‘You can’t be minister if you’re pregnant’: Fillon told politician

François Fillon, the frontrunner to win the rightwing primary on Sunday has come under fire for telling a female politician when he was French PM that she could not be a minister because she was pregnant.

'You can't be minister if you're pregnant': Fillon told politician
François Fillon and Nathalie Kosciusko-Morizet.

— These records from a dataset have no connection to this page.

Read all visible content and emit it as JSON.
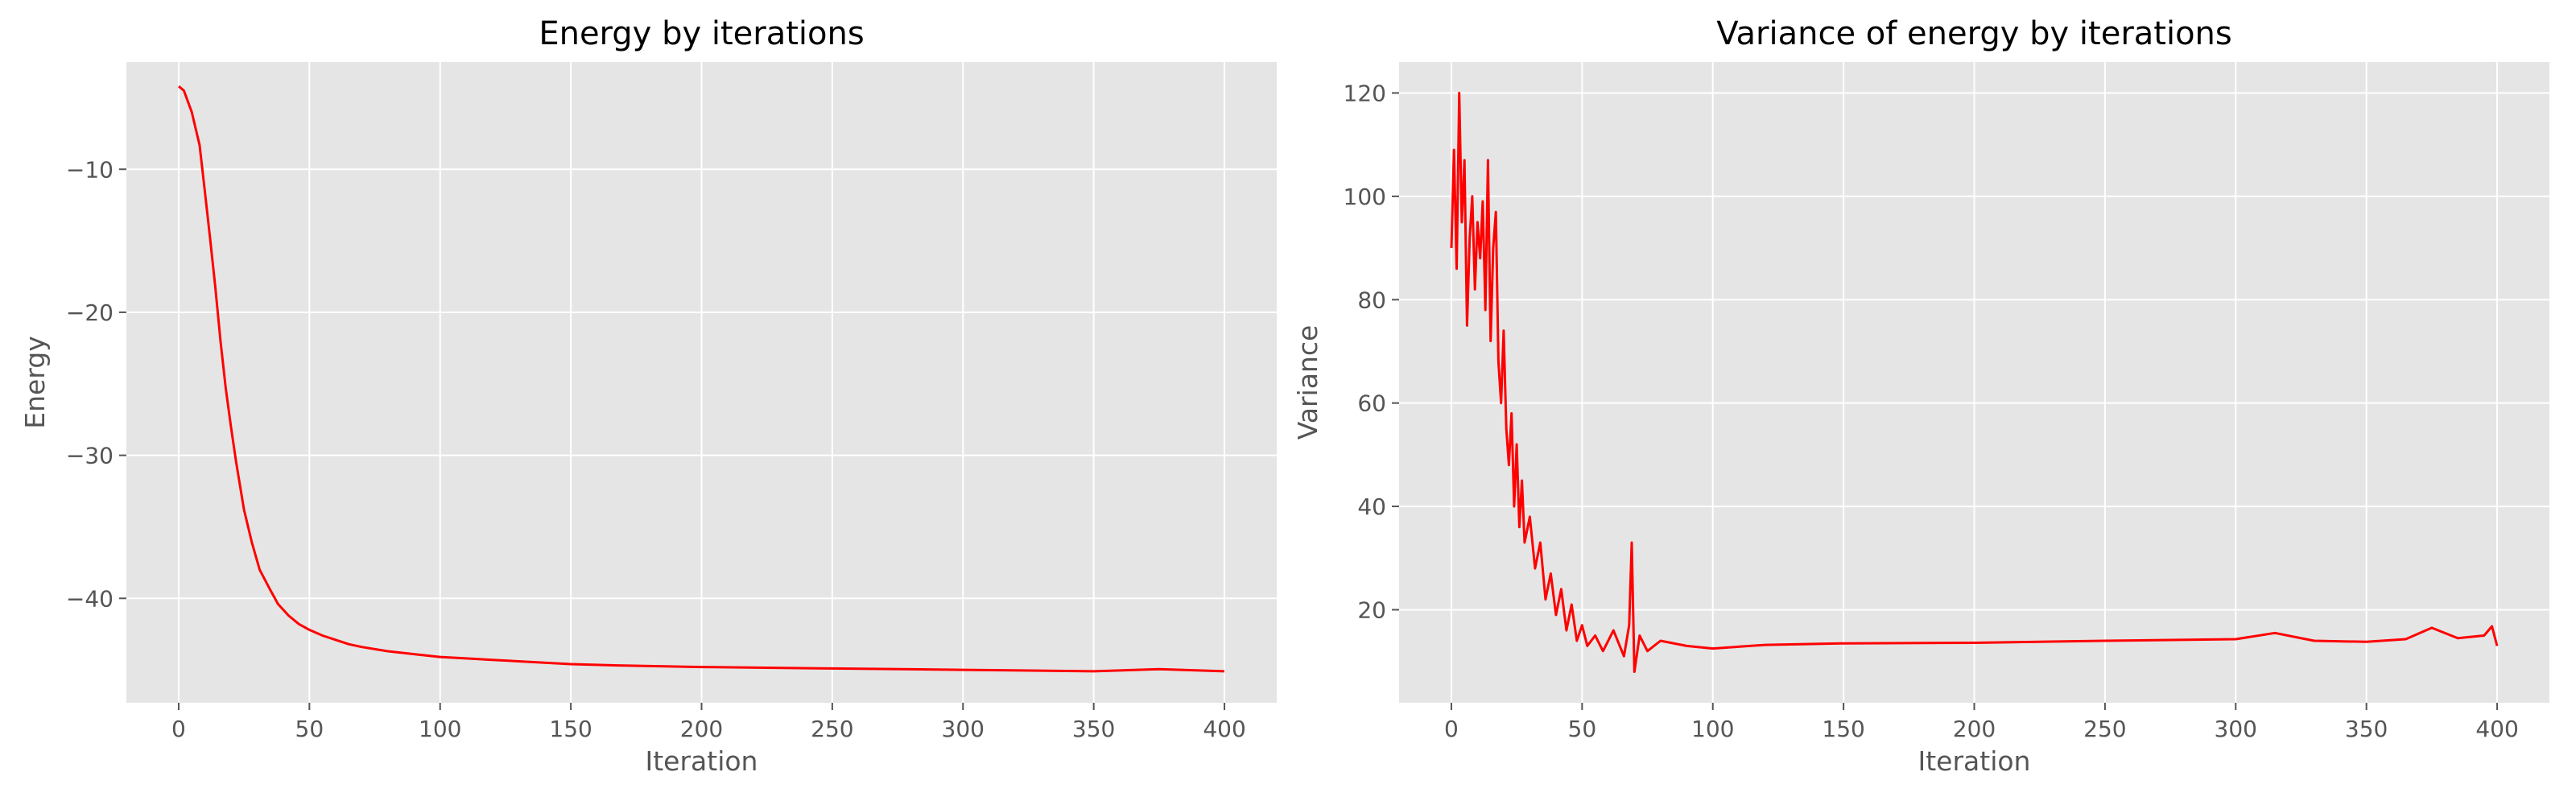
{
  "chart_data": [
    {
      "type": "line",
      "title": "Energy by iterations",
      "xlabel": "Iteration",
      "ylabel": "Energy",
      "xlim": [
        -20,
        420
      ],
      "ylim": [
        -47.3,
        -2.5
      ],
      "xticks": [
        0,
        50,
        100,
        150,
        200,
        250,
        300,
        350,
        400
      ],
      "yticks": [
        -40,
        -30,
        -20,
        -10
      ],
      "ytick_labels": [
        "−40",
        "−30",
        "−20",
        "−10"
      ],
      "grid": true,
      "series": [
        {
          "color": "#ff0000",
          "x": [
            0,
            2,
            5,
            8,
            10,
            12,
            14,
            16,
            18,
            20,
            22,
            25,
            28,
            31,
            35,
            38,
            42,
            46,
            50,
            55,
            60,
            65,
            70,
            80,
            90,
            100,
            110,
            120,
            130,
            140,
            150,
            170,
            200,
            250,
            300,
            350,
            375,
            400
          ],
          "y": [
            -4.2,
            -4.5,
            -6.0,
            -8.3,
            -11.5,
            -14.8,
            -18.2,
            -22.0,
            -25.3,
            -28.0,
            -30.5,
            -33.8,
            -36.1,
            -38.0,
            -39.4,
            -40.4,
            -41.2,
            -41.8,
            -42.2,
            -42.6,
            -42.9,
            -43.2,
            -43.4,
            -43.7,
            -43.9,
            -44.1,
            -44.2,
            -44.3,
            -44.4,
            -44.5,
            -44.6,
            -44.7,
            -44.8,
            -44.9,
            -45.0,
            -45.1,
            -44.95,
            -45.1
          ]
        }
      ]
    },
    {
      "type": "line",
      "title": "Variance of energy by iterations",
      "xlabel": "Iteration",
      "ylabel": "Variance",
      "xlim": [
        -20,
        420
      ],
      "ylim": [
        2,
        126
      ],
      "xticks": [
        0,
        50,
        100,
        150,
        200,
        250,
        300,
        350,
        400
      ],
      "yticks": [
        20,
        40,
        60,
        80,
        100,
        120
      ],
      "ytick_labels": [
        "20",
        "40",
        "60",
        "80",
        "100",
        "120"
      ],
      "grid": true,
      "series": [
        {
          "color": "#ff0000",
          "x": [
            0,
            1,
            2,
            3,
            4,
            5,
            6,
            7,
            8,
            9,
            10,
            11,
            12,
            13,
            14,
            15,
            16,
            17,
            18,
            19,
            20,
            21,
            22,
            23,
            24,
            25,
            26,
            27,
            28,
            30,
            32,
            34,
            36,
            38,
            40,
            42,
            44,
            46,
            48,
            50,
            52,
            55,
            58,
            62,
            66,
            68,
            69,
            70,
            72,
            75,
            80,
            90,
            100,
            120,
            150,
            200,
            250,
            300,
            315,
            330,
            350,
            365,
            375,
            385,
            395,
            398,
            400
          ],
          "y": [
            90,
            109,
            86,
            120,
            95,
            107,
            75,
            92,
            100,
            82,
            95,
            88,
            99,
            78,
            107,
            72,
            90,
            97,
            68,
            60,
            74,
            55,
            48,
            58,
            40,
            52,
            36,
            45,
            33,
            38,
            28,
            33,
            22,
            27,
            19,
            24,
            16,
            21,
            14,
            17,
            13,
            15,
            12,
            16,
            11,
            17,
            33,
            8,
            15,
            12,
            14,
            13,
            12.5,
            13.2,
            13.5,
            13.6,
            14.0,
            14.3,
            15.5,
            14.0,
            13.8,
            14.3,
            16.5,
            14.5,
            15.0,
            16.8,
            13.0
          ]
        }
      ]
    }
  ]
}
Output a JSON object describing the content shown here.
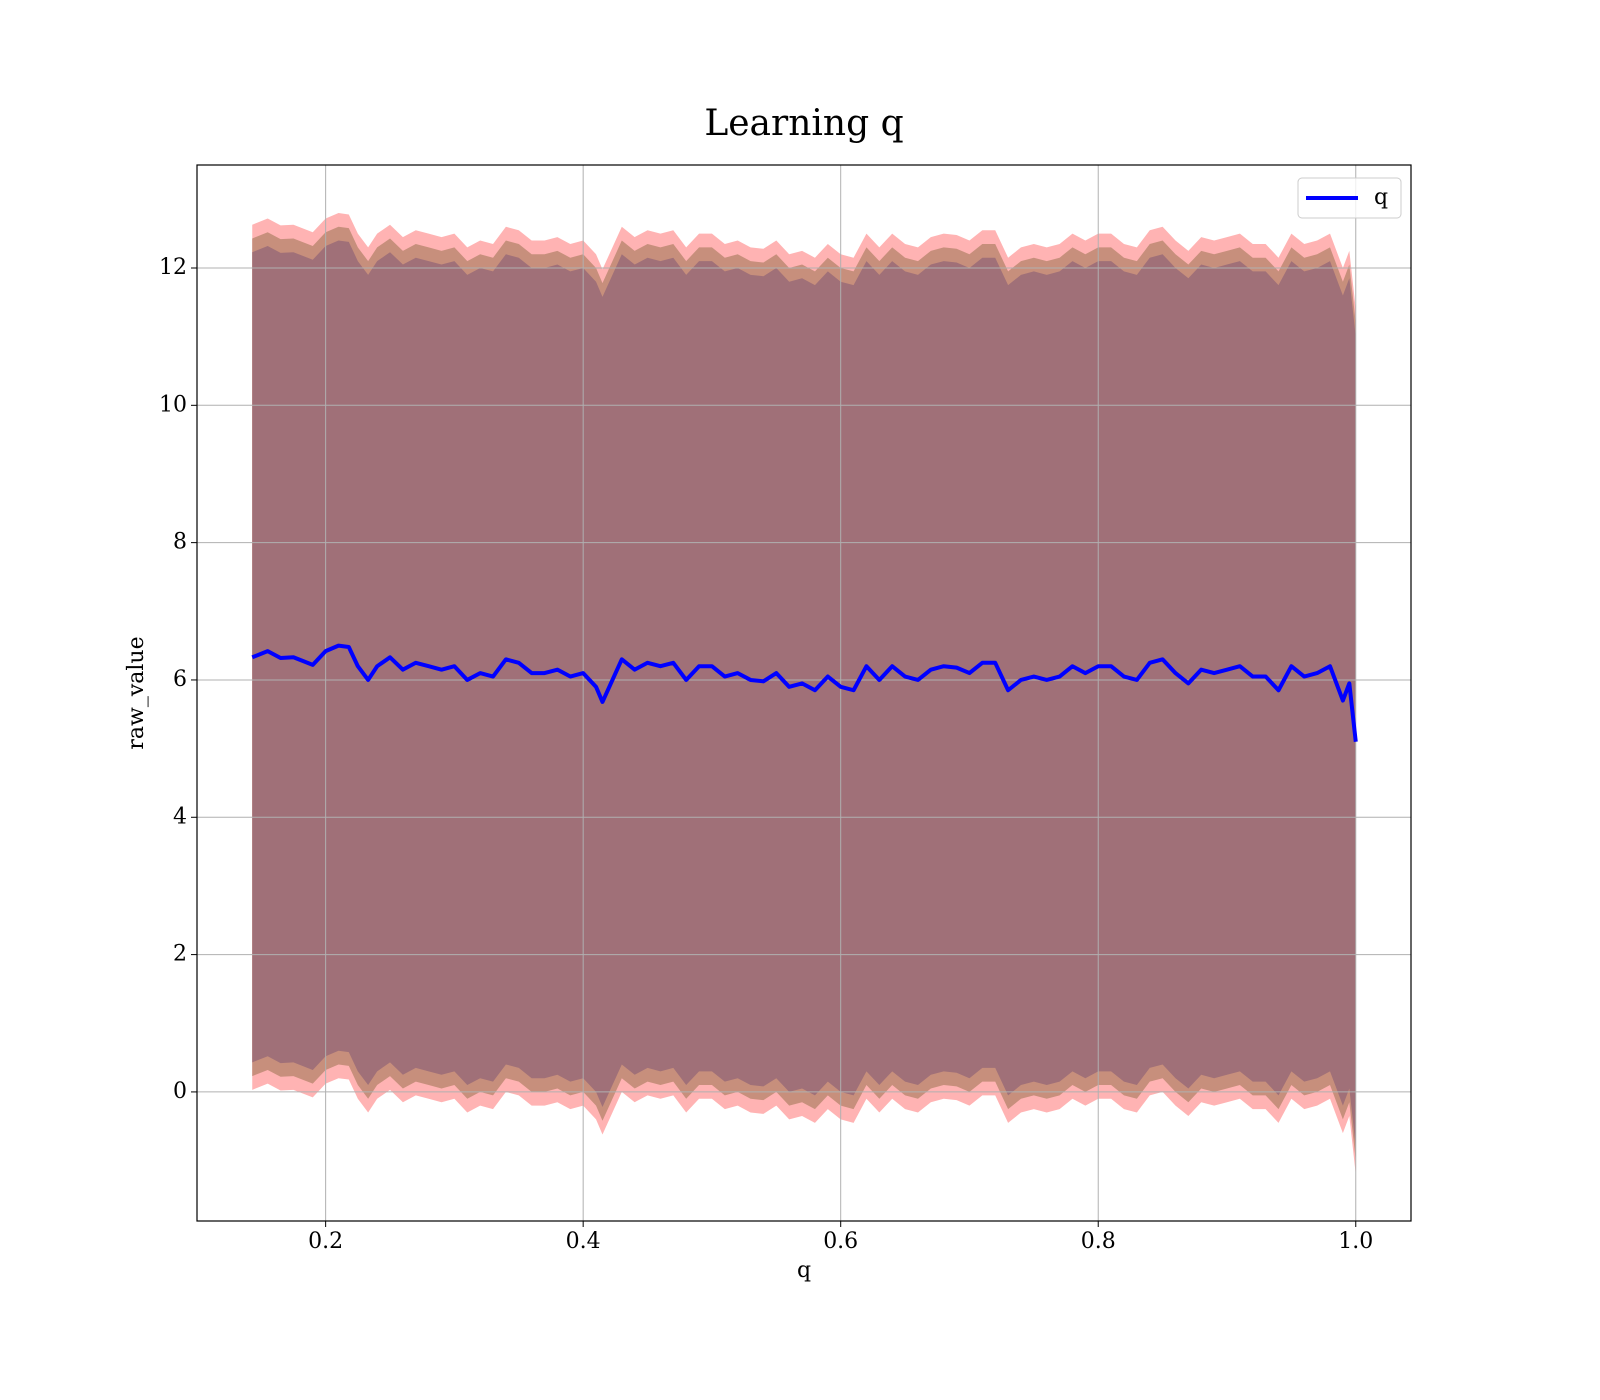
{
  "chart_data": {
    "type": "line",
    "title": "Learning q",
    "xlabel": "q",
    "ylabel": "raw_value",
    "x": [
      0.143,
      0.155,
      0.165,
      0.175,
      0.19,
      0.2,
      0.21,
      0.218,
      0.225,
      0.233,
      0.24,
      0.25,
      0.26,
      0.27,
      0.28,
      0.29,
      0.3,
      0.31,
      0.32,
      0.33,
      0.34,
      0.35,
      0.36,
      0.37,
      0.38,
      0.39,
      0.4,
      0.41,
      0.415,
      0.43,
      0.44,
      0.45,
      0.46,
      0.47,
      0.48,
      0.49,
      0.5,
      0.51,
      0.52,
      0.53,
      0.54,
      0.55,
      0.56,
      0.57,
      0.58,
      0.59,
      0.6,
      0.61,
      0.62,
      0.63,
      0.64,
      0.65,
      0.66,
      0.67,
      0.68,
      0.69,
      0.7,
      0.71,
      0.72,
      0.73,
      0.74,
      0.75,
      0.76,
      0.77,
      0.78,
      0.79,
      0.8,
      0.81,
      0.82,
      0.83,
      0.84,
      0.85,
      0.86,
      0.87,
      0.88,
      0.89,
      0.9,
      0.91,
      0.92,
      0.93,
      0.94,
      0.95,
      0.96,
      0.97,
      0.98,
      0.99,
      0.995,
      1.0
    ],
    "series": [
      {
        "name": "q",
        "color": "#0000ff",
        "values": [
          6.33,
          6.42,
          6.32,
          6.33,
          6.22,
          6.42,
          6.5,
          6.48,
          6.2,
          6.0,
          6.2,
          6.33,
          6.15,
          6.25,
          6.2,
          6.15,
          6.2,
          6.0,
          6.1,
          6.05,
          6.3,
          6.25,
          6.1,
          6.1,
          6.15,
          6.05,
          6.1,
          5.9,
          5.68,
          6.3,
          6.15,
          6.25,
          6.2,
          6.25,
          6.0,
          6.2,
          6.2,
          6.05,
          6.1,
          6.0,
          5.98,
          6.1,
          5.9,
          5.95,
          5.85,
          6.05,
          5.9,
          5.85,
          6.2,
          6.0,
          6.2,
          6.05,
          6.0,
          6.15,
          6.2,
          6.18,
          6.1,
          6.25,
          6.25,
          5.85,
          6.0,
          6.05,
          6.0,
          6.05,
          6.2,
          6.1,
          6.2,
          6.2,
          6.05,
          6.0,
          6.25,
          6.3,
          6.1,
          5.95,
          6.15,
          6.1,
          6.15,
          6.2,
          6.05,
          6.05,
          5.85,
          6.2,
          6.05,
          6.1,
          6.2,
          5.7,
          5.95,
          5.1
        ]
      }
    ],
    "bands": [
      {
        "color": "#ffb3b3",
        "upper": [
          12.63,
          12.72,
          12.62,
          12.63,
          12.52,
          12.72,
          12.8,
          12.78,
          12.5,
          12.3,
          12.5,
          12.63,
          12.45,
          12.55,
          12.5,
          12.45,
          12.5,
          12.3,
          12.4,
          12.35,
          12.6,
          12.55,
          12.4,
          12.4,
          12.45,
          12.35,
          12.4,
          12.2,
          11.98,
          12.6,
          12.45,
          12.55,
          12.5,
          12.55,
          12.3,
          12.5,
          12.5,
          12.35,
          12.4,
          12.3,
          12.28,
          12.4,
          12.2,
          12.25,
          12.15,
          12.35,
          12.2,
          12.15,
          12.5,
          12.3,
          12.5,
          12.35,
          12.3,
          12.45,
          12.5,
          12.48,
          12.4,
          12.55,
          12.55,
          12.15,
          12.3,
          12.35,
          12.3,
          12.35,
          12.5,
          12.4,
          12.5,
          12.5,
          12.35,
          12.3,
          12.55,
          12.6,
          12.4,
          12.25,
          12.45,
          12.4,
          12.45,
          12.5,
          12.35,
          12.35,
          12.15,
          12.5,
          12.35,
          12.4,
          12.5,
          12,
          12.25,
          11.4
        ],
        "lower": [
          0.03,
          0.12,
          0.02,
          0.03,
          -0.08,
          0.12,
          0.2,
          0.18,
          -0.1,
          -0.3,
          -0.1,
          0.03,
          -0.15,
          -0.05,
          -0.1,
          -0.15,
          -0.1,
          -0.3,
          -0.2,
          -0.25,
          0,
          -0.05,
          -0.2,
          -0.2,
          -0.15,
          -0.25,
          -0.2,
          -0.4,
          -0.62,
          0,
          -0.15,
          -0.05,
          -0.1,
          -0.05,
          -0.3,
          -0.1,
          -0.1,
          -0.25,
          -0.2,
          -0.3,
          -0.32,
          -0.2,
          -0.4,
          -0.35,
          -0.45,
          -0.25,
          -0.4,
          -0.45,
          -0.1,
          -0.3,
          -0.1,
          -0.25,
          -0.3,
          -0.15,
          -0.1,
          -0.12,
          -0.2,
          -0.05,
          -0.05,
          -0.45,
          -0.3,
          -0.25,
          -0.3,
          -0.25,
          -0.1,
          -0.2,
          -0.1,
          -0.1,
          -0.25,
          -0.3,
          -0.05,
          0,
          -0.2,
          -0.35,
          -0.15,
          -0.2,
          -0.15,
          -0.1,
          -0.25,
          -0.25,
          -0.45,
          -0.1,
          -0.25,
          -0.2,
          -0.1,
          -0.6,
          -0.35,
          -1.2
        ]
      },
      {
        "color": "#c78f7c",
        "upper": [
          12.43,
          12.52,
          12.42,
          12.43,
          12.32,
          12.52,
          12.6,
          12.58,
          12.3,
          12.1,
          12.3,
          12.43,
          12.25,
          12.35,
          12.3,
          12.25,
          12.3,
          12.1,
          12.2,
          12.15,
          12.4,
          12.35,
          12.2,
          12.2,
          12.25,
          12.15,
          12.2,
          12,
          11.78,
          12.4,
          12.25,
          12.35,
          12.3,
          12.35,
          12.1,
          12.3,
          12.3,
          12.15,
          12.2,
          12.1,
          12.08,
          12.2,
          12,
          12.05,
          11.95,
          12.15,
          12,
          11.95,
          12.3,
          12.1,
          12.3,
          12.15,
          12.1,
          12.25,
          12.3,
          12.28,
          12.2,
          12.35,
          12.35,
          11.95,
          12.1,
          12.15,
          12.1,
          12.15,
          12.3,
          12.2,
          12.3,
          12.3,
          12.15,
          12.1,
          12.35,
          12.4,
          12.2,
          12.05,
          12.25,
          12.2,
          12.25,
          12.3,
          12.15,
          12.15,
          11.95,
          12.3,
          12.15,
          12.2,
          12.3,
          11.8,
          12.05,
          11.2
        ],
        "lower": [
          0.23,
          0.32,
          0.22,
          0.23,
          0.12,
          0.32,
          0.4,
          0.38,
          0.1,
          -0.1,
          0.1,
          0.23,
          0.05,
          0.15,
          0.1,
          0.05,
          0.1,
          -0.1,
          0,
          -0.05,
          0.2,
          0.15,
          0,
          0,
          0.05,
          -0.05,
          0,
          -0.2,
          -0.42,
          0.2,
          0.05,
          0.15,
          0.1,
          0.15,
          -0.1,
          0.1,
          0.1,
          -0.05,
          0,
          -0.1,
          -0.12,
          0,
          -0.2,
          -0.15,
          -0.25,
          -0.05,
          -0.2,
          -0.25,
          0.1,
          -0.1,
          0.1,
          -0.05,
          -0.1,
          0.05,
          0.1,
          0.08,
          0,
          0.15,
          0.15,
          -0.25,
          -0.1,
          -0.05,
          -0.1,
          -0.05,
          0.1,
          0,
          0.1,
          0.1,
          -0.05,
          -0.1,
          0.15,
          0.2,
          0,
          -0.15,
          0.05,
          0,
          0.05,
          0.1,
          -0.05,
          -0.05,
          -0.25,
          0.1,
          -0.05,
          0,
          0.1,
          -0.4,
          -0.15,
          -1
        ]
      },
      {
        "color": "#a07078",
        "upper": [
          12.23,
          12.32,
          12.22,
          12.23,
          12.12,
          12.32,
          12.4,
          12.38,
          12.1,
          11.9,
          12.1,
          12.23,
          12.05,
          12.15,
          12.1,
          12.05,
          12.1,
          11.9,
          12,
          11.95,
          12.2,
          12.15,
          12,
          12,
          12.05,
          11.95,
          12,
          11.8,
          11.58,
          12.2,
          12.05,
          12.15,
          12.1,
          12.15,
          11.9,
          12.1,
          12.1,
          11.95,
          12,
          11.9,
          11.88,
          12,
          11.8,
          11.85,
          11.75,
          11.95,
          11.8,
          11.75,
          12.1,
          11.9,
          12.1,
          11.95,
          11.9,
          12.05,
          12.1,
          12.08,
          12,
          12.15,
          12.15,
          11.75,
          11.9,
          11.95,
          11.9,
          11.95,
          12.1,
          12,
          12.1,
          12.1,
          11.95,
          11.9,
          12.15,
          12.2,
          12,
          11.85,
          12.05,
          12,
          12.05,
          12.1,
          11.95,
          11.95,
          11.75,
          12.1,
          11.95,
          12,
          12.1,
          11.6,
          11.85,
          11
        ],
        "lower": [
          0.43,
          0.52,
          0.42,
          0.43,
          0.32,
          0.52,
          0.6,
          0.58,
          0.3,
          0.1,
          0.3,
          0.43,
          0.25,
          0.35,
          0.3,
          0.25,
          0.3,
          0.1,
          0.2,
          0.15,
          0.4,
          0.35,
          0.2,
          0.2,
          0.25,
          0.15,
          0.2,
          0,
          -0.22,
          0.4,
          0.25,
          0.35,
          0.3,
          0.35,
          0.1,
          0.3,
          0.3,
          0.15,
          0.2,
          0.1,
          0.08,
          0.2,
          0,
          0.05,
          -0.05,
          0.15,
          0,
          -0.05,
          0.3,
          0.1,
          0.3,
          0.15,
          0.1,
          0.25,
          0.3,
          0.28,
          0.2,
          0.35,
          0.35,
          -0.05,
          0.1,
          0.15,
          0.1,
          0.15,
          0.3,
          0.2,
          0.3,
          0.3,
          0.15,
          0.1,
          0.35,
          0.4,
          0.2,
          0.05,
          0.25,
          0.2,
          0.25,
          0.3,
          0.15,
          0.15,
          -0.05,
          0.3,
          0.15,
          0.2,
          0.3,
          -0.2,
          0.05,
          -0.8
        ]
      }
    ],
    "xlim": [
      0.1001,
      1.0429
    ],
    "ylim": [
      -1.88,
      13.5
    ],
    "xticks": [
      0.2,
      0.4,
      0.6,
      0.8,
      {
        "value": 1,
        "label": "1.0"
      }
    ],
    "yticks": [
      0,
      2,
      4,
      6,
      8,
      10,
      12
    ],
    "grid": true,
    "legend": "upper right"
  }
}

Photo: AFP

Nathalie Kosciusko-Morizet was a member of the government when Fillon was prime minister between 2007 and 2012.

Kosciusko-Morizet, known just as NKM in France, confirmed this week that Fillon told her in 2009: “You cannot be minister because you are pregnant.”

Her claim first emerged in a 2013 interview but was being revisited this week as Fillon and his conservative views on society came under the spotlight in the run up to Sunday’s crucial runoff vote.

Fillon is the favourite to win Sunday's vote, which would then make him the favourite to become president, but he has come under fire this week from women’s rights groups notably for his views around abortion, which he is openly against.

The view that he is too conservative and traditionalist, and perhaps not the man to uphold women’s rights, will only be reinforced by his previous comment to NKM, who after being defeated in last Sunday’s first round has now offered her support to Fillon's rival Alain Juppé.

NKM, however, tried to play down the controversy this week.

“It’s an old subject and I don’t want to bring it back to today’s debate,” she told France Info radio.

“This is a problem in French society as a whole,” NKM said. She then defended Fillon, whose own wife gave up a chance of a career in law to raise their five children.

“He told me he regretted it and I found that elegant,” said NKM.

For his part Fillon told Europe1 radio on Wednesday his version of the story.

“At the time Kosciusko-Morizet absolutely wanted to become a minister, a month after being named secretary of state.

“I told her she would not be a minister and would remain secretary of state and I said an awkward expression about her pregnancy. I then called her to apologise,” Fillon said.

“She has recognised my quality for being able to apologize for a bad joke.” 

Fillon has however highlighted his work to protect women when he was PM, notably the laws that were passed to crack down on violence towards women and promote equality in board rooms.

He is also supported by the “Women with Fillon” movement, which has tried to promote him as the the candidate who has the interests of women at heart.